Not in the law, but in grace is our hope to be found. God doesn’t accept us on the basis of law, but of grace. The law drives us to God’s grace.
Calvin did not expect the law to have this same effect on everyone. Nevertheless, the law still serves in the wider society to restrain evil and thereby to make social life possible. To the second use of the law, Calvin appropriately enough assigns the phrase(“political use”) or usus civilis (“civil use”). We spoke earlier of the desirability of the Ten Commandments as a basis for the social order. People will not keep the law perfectly, much less feel the desire to do so. But without a law with which the authorities must enforce compliance, the social order would disintegrate.
But Calvin had the most to say about the third use of the law. If the law leads us to see our need for grace, then grace leads us to see in the law the way of pleasing God. The third and the principal use of the law is denoted by the phrase “use for the regenerate” or “teaching use.” It applies only to those who are God’s children, those who have received the Holy Spirit. The Holy Spirit produces in God’s children the desire to please God. The Spirit changes the hearts of God’s children so that they find delight in God’s commands. Jeremiah and Ezekiel, two major prophets of the Old Testament, foresaw this day. No longer would God write his law on tablets of stone, but on human hearts. This is what Jeremiah means when he says: For this is the covenant that I will make with the house of Israel after those days, declares the Lord: I will put my law within them, and I will write it on their hearts.
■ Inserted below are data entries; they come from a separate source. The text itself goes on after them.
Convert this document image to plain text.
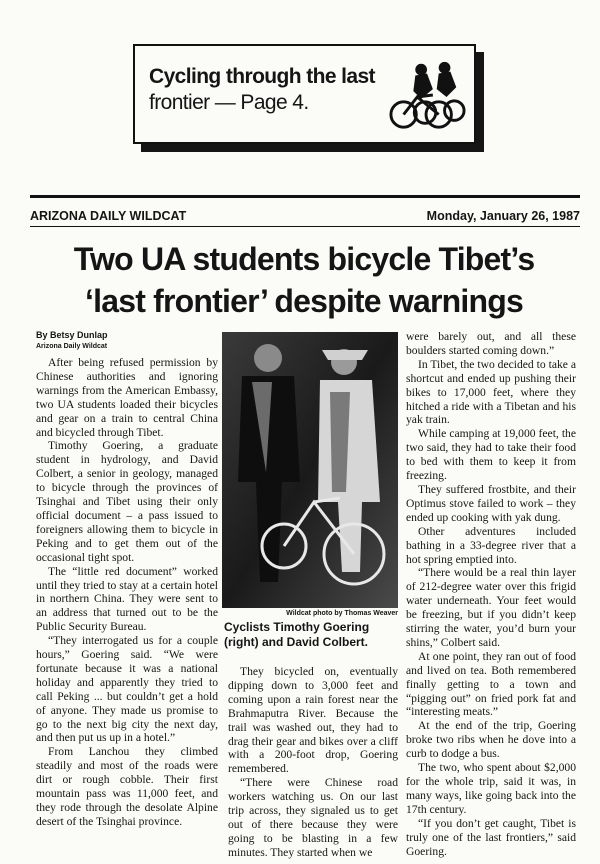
Cycling through the last
frontier — Page 4.
ARIZONA DAILY WILDCAT	Monday, January 26, 1987
Two UA students bicycle Tibet’s
‘last frontier’ despite warnings
By Betsy Dunlap
Arizona Daily Wildcat

After being refused permission by Chinese authorities and ignoring warnings from the American Embassy, two UA students loaded their bicycles and gear on a train to central China and bicycled through Tibet.

Timothy Goering, a graduate student in hydrology, and David Colbert, a senior in geology, managed to bicycle through the provinces of Tsinghai and Tibet using their only official document – a pass issued to foreigners allowing them to bicycle in Peking and to get them out of the occasional tight spot.

The “little red document” worked until they tried to stay at a certain hotel in northern China. They were sent to an address that turned out to be the Public Security Bureau.

“They interrogated us for a couple hours,” Goering said. “We were fortunate because it was a national holiday and apparently they tried to call Peking ... but couldn’t get a hold of anyone. They made us promise to go to the next big city the next day, and then put us up in a hotel.”

From Lanchou they climbed steadily and most of the roads were dirt or rough cobble. Their first mountain pass was 11,000 feet, and they rode through the desolate Alpine desert of the Tsinghai province.

Wildcat photo by Thomas Weaver
Cyclists Timothy Goering (right) and David Colbert.

They bicycled on, eventually dipping down to 3,000 feet and coming upon a rain forest near the Brahmaputra River. Because the trail was washed out, they had to drag their gear and bikes over a cliff with a 200-foot drop, Goering remembered.

“There were Chinese road workers watching us. On our last trip across, they signaled us to get out of there because they were going to be blasting in a few minutes. They started when we

were barely out, and all these boulders started coming down.”

In Tibet, the two decided to take a shortcut and ended up pushing their bikes to 17,000 feet, where they hitched a ride with a Tibetan and his yak train.

While camping at 19,000 feet, the two said, they had to take their food to bed with them to keep it from freezing.

They suffered frostbite, and their Optimus stove failed to work – they ended up cooking with yak dung.

Other adventures included bathing in a 33-degree river that a hot spring emptied into.

“There would be a real thin layer of 212-degree water over this frigid water underneath. Your feet would be freezing, but if you didn’t keep stirring the water, you’d burn your shins,” Colbert said.

At one point, they ran out of food and lived on tea. Both remembered finally getting to a town and “pigging out” on fried pork fat and “interesting meats.”

At the end of the trip, Goering broke two ribs when he dove into a curb to dodge a bus.

The two, who spent about $2,000 for the whole trip, said it was, in many ways, like going back into the 17th century.

“If you don’t get caught, Tibet is truly one of the last frontiers,” said Goering.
The law then has a positive place in the life of the child of God. Calvin and the Reformers taught us that the Ten Commandments serve as a guide to the life of the disciple. It serves to instruct us more thoroughly in God’s will, which they already desire to obey thanks to the Holy Spirit who is active in them. The law goes with them throughout their lives, correcting and encouraging them to press on when they falter in their pursuit of God’s will as it is expressed in the Ten Commandments
But we have already admitted that we are ambivalent about the law. If we do not necessarily find delight in God’s commandments, we should not get frustrated or discouraged. That change does not happen right away. It is a lifelong process. But we can be confident that the God’s Spirit is working in us, to change us, to make us into the kind of people who hear and accept the invitation to discipleship that Jesus extends to us.
Let us then be this kind of people. Let us hear these words of Jesus in our gospel lesson today and let them work on us, accepting their challenge. And as we do, let us remember that God’s grace is always there for us when we fall down. God’s kindness is what enables us to get back up again.